Author Michael Morpurgo is among those to be awarded a knighthood in the traditional New Year Honours list.
He is worthy of the honour on the grounds of both his writing and his charity work.
With his wife, he set up the ‘Farms for City Children’ charity on the edge of Dartmoor, designed to provide an opportunity for children from deprived urban environments to work with animals. It is a charity entirely appropriate for someone who came to widespread fame when his book ‘War Horse’ was adapted both for stage and screen. It is estimated that over one million people have seen the stage version, with the wonderfully constructed ‘horses’, while the film was a blockbuster for producer Stephen Spielberg.
How Morpurgo came to writing is instructive. A drop-out from Sandhurst military college, he turned to part-time teaching. In a school with an unwritten rule that each day should end with a story, he discovered that Clive King’s book, ‘Stig of the dump’ - which he himself loved - was boring the children beyond belief. He shared his puzzlement with his wife, who suggested that he make up stories for them, just as he did for his own infant children.
He made the experiment, and realised that after ten minutes, he had the children were enthralled. The news of his story-telling gift swept through the school, and the headmistress suggested that he write it down. Some at the school had a friend who worked for the Macmillan publishing house, The story, ‘It never rained’, was sold to Macmillan, and the rest is history.

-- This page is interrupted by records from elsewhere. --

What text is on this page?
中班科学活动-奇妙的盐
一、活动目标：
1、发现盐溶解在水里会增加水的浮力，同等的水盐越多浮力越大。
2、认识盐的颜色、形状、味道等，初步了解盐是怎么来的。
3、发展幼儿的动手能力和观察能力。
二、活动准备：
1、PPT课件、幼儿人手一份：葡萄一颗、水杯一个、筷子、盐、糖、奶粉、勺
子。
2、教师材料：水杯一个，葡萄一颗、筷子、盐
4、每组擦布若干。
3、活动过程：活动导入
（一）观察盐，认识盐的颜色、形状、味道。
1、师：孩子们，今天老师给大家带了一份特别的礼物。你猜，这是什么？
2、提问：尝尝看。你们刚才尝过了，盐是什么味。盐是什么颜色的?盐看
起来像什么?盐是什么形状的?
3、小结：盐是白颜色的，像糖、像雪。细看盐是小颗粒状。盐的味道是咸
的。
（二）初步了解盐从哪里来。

Out of failure as a teacher, came success as a writer. Another literary giant found his metier by way of disappointment. Oliver Goldsmith wanted to be a doctor, but failed his exams. In his desperation, he took to writing, and eventually produced a masterpiece in all three literary genres; a play, (‘She stops to conquer’), a novel, (‘The Vicar of Wakefield’) and a poem,(‘The deserted village’).
The world would probably not have heard of Goldsmith, or enjoyed his writings had he managed to navigate those medical examinations!
One of great preachers of the nineteen century was the gifted, and controversial, F.W. Robertson of Brighton. He came from a military family, and himself applied for a commission. But the commission was delayed, and arrived only a few days after he had decided to follow the leading of his conscience and study for the Christian ministry. Had that letter not been delayed, he afterwards said, his body might well have been fertilising the soil of India.
The old Irish proverb about God closing a door and openign a window enshrines a truth. Failure and disappointment need not be final. Rather, they might open a door, if not to a knighthood, at least to a new and fulfilling career.